The Riverdale star covers the AW20 issue of Rollacoaster
“I think we all as human beings, make mistakes.” Lili Reinhart candidly says. “It’s just that when you have eyes on you, your mistakes become public and people comment on them, and that’s horrifying, it really sucks.”
Lili Reinhart is well and truly over the misconception painted and printed about her in the media, she states to me as we talk dealing with fame.

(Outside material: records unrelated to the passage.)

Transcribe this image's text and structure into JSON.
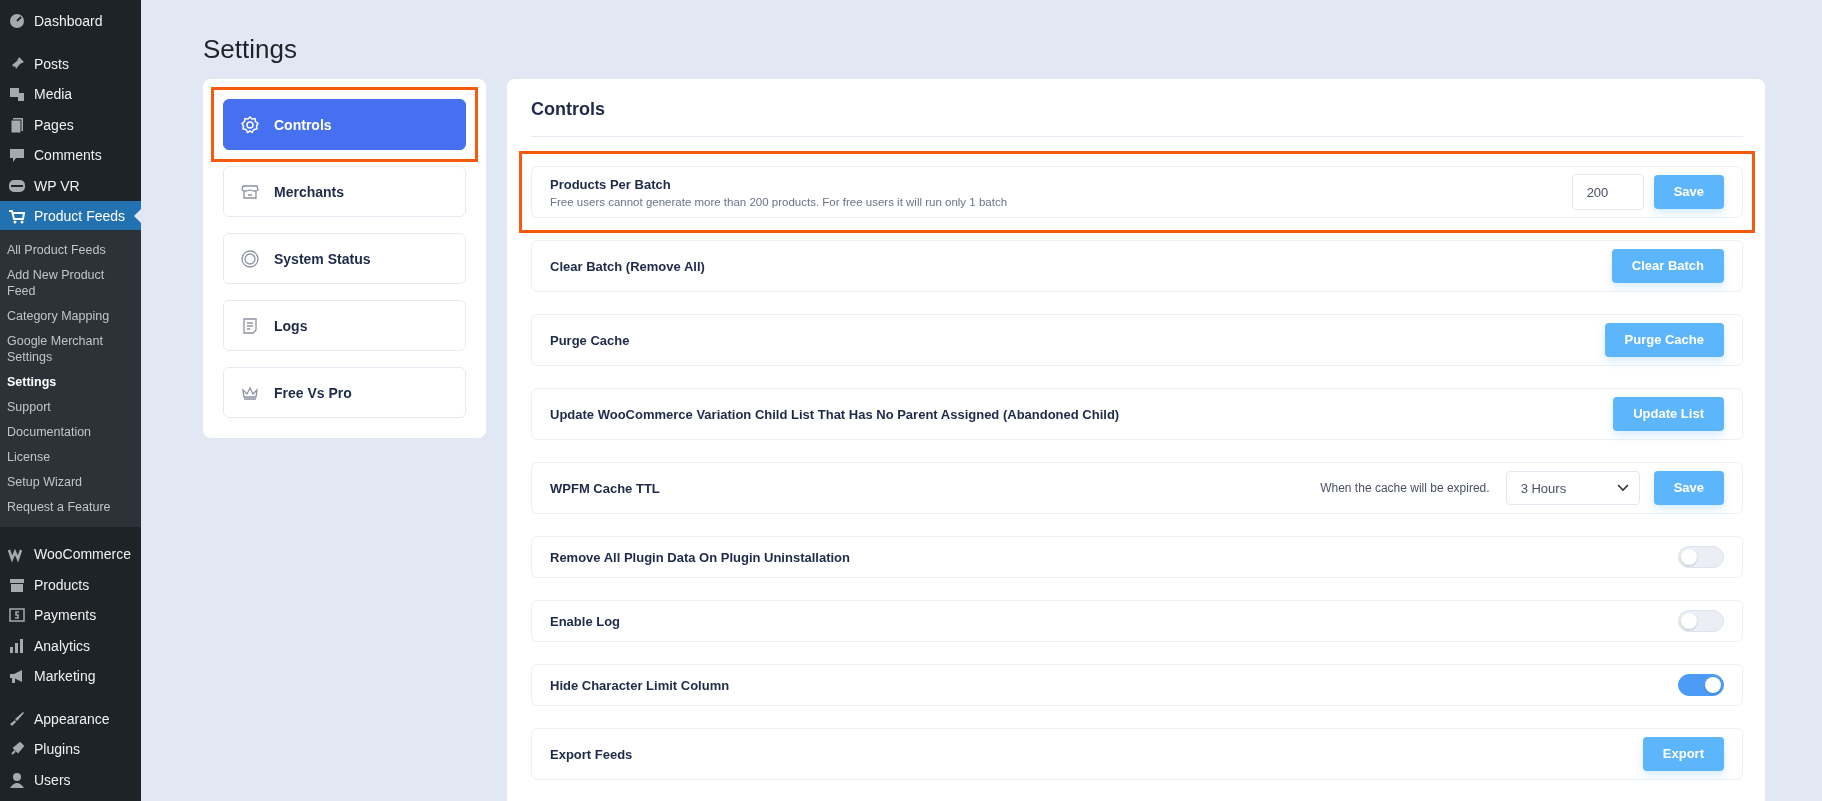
{
  "admin_menu": {
    "groups": [
      {
        "items": [
          {
            "label": "Dashboard",
            "selected": false
          }
        ]
      },
      {
        "items": [
          {
            "label": "Posts",
            "selected": false
          },
          {
            "label": "Media",
            "selected": false
          },
          {
            "label": "Pages",
            "selected": false
          },
          {
            "label": "Comments",
            "selected": false
          },
          {
            "label": "WP VR",
            "selected": false
          },
          {
            "label": "Product Feeds",
            "selected": true,
            "children": [
              {
                "label": "All Product Feeds",
                "selected": false
              },
              {
                "label": "Add New Product Feed",
                "selected": false
              },
              {
                "label": "Category Mapping",
                "selected": false
              },
              {
                "label": "Google Merchant Settings",
                "selected": false
              },
              {
                "label": "Settings",
                "selected": true
              },
              {
                "label": "Support",
                "selected": false
              },
              {
                "label": "Documentation",
                "selected": false
              },
              {
                "label": "License",
                "selected": false
              },
              {
                "label": "Setup Wizard",
                "selected": false
              },
              {
                "label": "Request a Feature",
                "selected": false
              }
            ]
          }
        ]
      },
      {
        "items": [
          {
            "label": "WooCommerce",
            "selected": false
          },
          {
            "label": "Products",
            "selected": false
          },
          {
            "label": "Payments",
            "selected": false
          },
          {
            "label": "Analytics",
            "selected": false
          },
          {
            "label": "Marketing",
            "selected": false
          }
        ]
      },
      {
        "items": [
          {
            "label": "Appearance",
            "selected": false
          },
          {
            "label": "Plugins",
            "selected": false
          },
          {
            "label": "Users",
            "selected": false
          }
        ]
      }
    ]
  },
  "page_title": "Settings",
  "settings_nav": [
    {
      "label": "Controls",
      "selected": true,
      "highlighted": true
    },
    {
      "label": "Merchants",
      "selected": false,
      "highlighted": false
    },
    {
      "label": "System Status",
      "selected": false,
      "highlighted": false
    },
    {
      "label": "Logs",
      "selected": false,
      "highlighted": false
    },
    {
      "label": "Free Vs Pro",
      "selected": false,
      "highlighted": false
    }
  ],
  "panel": {
    "title": "Controls",
    "rows": [
      {
        "kind": "input",
        "label": "Products Per Batch",
        "description": "Free users cannot generate more than 200 products. For free users it will run only 1 batch",
        "value": "200",
        "button": "Save",
        "highlighted": true
      },
      {
        "kind": "button",
        "label": "Clear Batch (Remove All)",
        "button": "Clear Batch",
        "highlighted": false
      },
      {
        "kind": "button",
        "label": "Purge Cache",
        "button": "Purge Cache",
        "highlighted": false
      },
      {
        "kind": "button",
        "label": "Update WooCommerce Variation Child List That Has No Parent Assigned (Abandoned Child)",
        "button": "Update List",
        "highlighted": false
      },
      {
        "kind": "select",
        "label": "WPFM Cache TTL",
        "hint": "When the cache will be expired.",
        "value": "3 Hours",
        "button": "Save",
        "highlighted": false
      },
      {
        "kind": "toggle",
        "label": "Remove All Plugin Data On Plugin Uninstallation",
        "on": false,
        "highlighted": false
      },
      {
        "kind": "toggle",
        "label": "Enable Log",
        "on": false,
        "highlighted": false
      },
      {
        "kind": "toggle",
        "label": "Hide Character Limit Column",
        "on": true,
        "highlighted": false
      },
      {
        "kind": "button",
        "label": "Export Feeds",
        "button": "Export",
        "highlighted": false
      }
    ]
  }
}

As I get on the phone with the Riverdale star, the actress is wading her way through hordes of emails while preparing to take a red-eye back to see her family across the country. “It’s not something I usually do!” She laughs. “So hopefully, I can pass out and just wake up there!”
After months of quaranting at home and preparing for the launch of her highly anticipated poetry book Swimming Lessons, Reinhart is ready for some well-deserved rest and family time. Having worked towards her self-produced adaptation of Krystal Sutherland’s Our Chemical Hearts over the past year, Reinhart has never felt more herself and is ready to open a new chapter. “It was amazing; I really enjoyed executive producing. I like to be in control of things. Maybe it’s the Virgo in me![…] I loved every second of it. I really did, and I’m grateful that Amazon gave me the opportunity to executive produce and put their faith in me having never done it before. They were incredibly supportive, and they were taking me seriously. I’m young, and I’m doing this for the first time, but they completely were on board with me and valued what I brought to the table, so itwas a great experience.”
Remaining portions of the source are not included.